Over a century ago, musician Abdul Karim Khan migrated from Kairana to Dharwad in Karnataka to establish the Kirana Gharana as a musical ideology that presumably forms the ‘line of actual control’ between Carnatic music and Hindustani classical.
What followed was a movement that revolutionised Indian music as we know it.
Today, a list released by a 78-year-old local BJP MP has brought another instance of migration from the same town in Uttar Pradesh. But this, in utter contrast, has struck a decidedly discordant note among the people of the state in the run-up to the upcoming state assembly polls.
The legislator, Hukum Singh, produced a list of over 350 “Hindu” families who left the town allegedly under threat from Muslim gangs. The comparison, quite obviously, was to the infamous exodus of Pandit families from Kashmir in the 1990s.
The district administration’s door-to-door campaign may have punched a sizeable hole in Singh’s list, but it can’t be denied that the gangs of Kairana – headed by two Muslims – are a dreaded reality. The controversy has highlighted the law-and-order crisis in Uttar Pradesh, touched up with a slight shade of communal colour.
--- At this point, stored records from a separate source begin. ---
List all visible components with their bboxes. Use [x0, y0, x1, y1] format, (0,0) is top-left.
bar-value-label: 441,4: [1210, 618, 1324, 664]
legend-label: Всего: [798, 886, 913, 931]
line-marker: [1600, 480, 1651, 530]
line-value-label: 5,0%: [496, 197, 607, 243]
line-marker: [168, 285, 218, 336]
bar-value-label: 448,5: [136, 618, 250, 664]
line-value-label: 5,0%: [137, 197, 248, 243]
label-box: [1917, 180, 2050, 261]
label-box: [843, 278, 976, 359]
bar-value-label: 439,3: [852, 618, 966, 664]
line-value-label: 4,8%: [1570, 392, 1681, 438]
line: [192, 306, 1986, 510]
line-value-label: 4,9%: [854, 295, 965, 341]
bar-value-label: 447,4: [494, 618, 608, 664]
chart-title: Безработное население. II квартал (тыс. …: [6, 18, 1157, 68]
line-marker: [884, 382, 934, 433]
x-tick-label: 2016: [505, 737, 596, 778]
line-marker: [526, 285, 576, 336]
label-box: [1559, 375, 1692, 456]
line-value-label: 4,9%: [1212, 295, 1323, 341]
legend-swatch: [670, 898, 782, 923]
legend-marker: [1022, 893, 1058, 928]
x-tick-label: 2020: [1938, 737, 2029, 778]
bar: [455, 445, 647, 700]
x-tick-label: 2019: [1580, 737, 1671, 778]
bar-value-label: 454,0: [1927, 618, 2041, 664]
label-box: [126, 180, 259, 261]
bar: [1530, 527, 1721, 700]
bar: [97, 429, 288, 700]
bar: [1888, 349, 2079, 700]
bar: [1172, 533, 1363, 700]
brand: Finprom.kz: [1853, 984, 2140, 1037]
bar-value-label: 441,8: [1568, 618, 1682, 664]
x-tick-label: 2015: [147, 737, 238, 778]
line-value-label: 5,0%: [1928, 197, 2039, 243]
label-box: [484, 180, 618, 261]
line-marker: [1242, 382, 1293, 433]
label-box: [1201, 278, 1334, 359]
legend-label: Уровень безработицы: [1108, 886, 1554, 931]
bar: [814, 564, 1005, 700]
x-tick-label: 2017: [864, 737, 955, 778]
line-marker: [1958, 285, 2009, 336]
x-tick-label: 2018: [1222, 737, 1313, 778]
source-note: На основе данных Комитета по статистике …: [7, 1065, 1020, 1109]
At the centre of the controversy is Mukeem Kala, accused of killing two businessmen whose families figure in Singh’s complaint. By the time the gangster was nabbed in connection with the robbery of a Tanishq jewellery showroom in Saharanpur on October 19, 2015, he was already facing 14 murder cases. He is accused of killing 11 Muslims and three Hindus.
Kala was initially jailed in Muzaffarnagar jail, but when he began acquiring a cult following among the residents of nearby Jaanpura – his native village – the authorities shifted him and 24 accomplices to Maharajganj jail. Another reason for his prison transfer was extortion calls allegedly made on his behalf to businessmen in Kairana – one of which was traced to Muzaffarnagar jail.
Kala entered the world of crime in 2010 by joining the gang of Mustafa from Gangoh, Saharanpur. His first crime – a robbery at Panipat in Haryana – helped him become one of the gang leader’s most trusted lieutenants.
In December 2011, Kala became the gang leader after Mustafa was killed in an encounter. Since then, over 30 cases of looting, robbery, murder and extortion have been registered against him across Kairana, Shamli, Dehradun, Panipat and Baghpat districts.
One of Kala’s gang members, Furkan, formed a splinter group in 2013. Both Kala and Furkan carried out three sensational killings in August 2014, cited by Singh to illustrate the alleged threat posed by Muslims to Hindus.
This, however, is where the BJP MP goes mute.
The last census of Kairana put the population at 89,300, with 80.74% Muslims and 18.34% Hindus. The town has, till now, symbolised a melodic co-existence between the two communities. In the same month when the businessmen were killed, 200 to 300 Muslims volunteers helped Hindu Kawaria pilgrims in keeping with local tradition. After the third killing, the town locked itself down in protest for 12 days.
One of the factors that helps preserve the communal harmony in Kairana is the fact that a majority of both its Hindu and Muslim populations hail from the backward Gujjar community. This finds reflection in politics as well. Despite being a Muslim-dominated town, Kairana handed Singh – a Hindu Gujjar – four consecutive poll triumphs since 2014. His appointment as an MP in 2014 necessitated a bypoll that was won by Munawar Hasan, only the second Muslim to win the seat till then.
More significantly, Kairana remained unaffected when riots broke out in neighbouring Muzaffarnagar ahead of the 2014 Lok Sabha elections. The few Jat families in the town faced no threat, though the main aggressors in the communal riots hailed from their community.
However, as Kairana seems to have set the discourse as the state gears up for the upcoming polls, it remains to be seen whether the town will descend into violence in the months to come – or stick to its Kirana tradition of harmonious existence.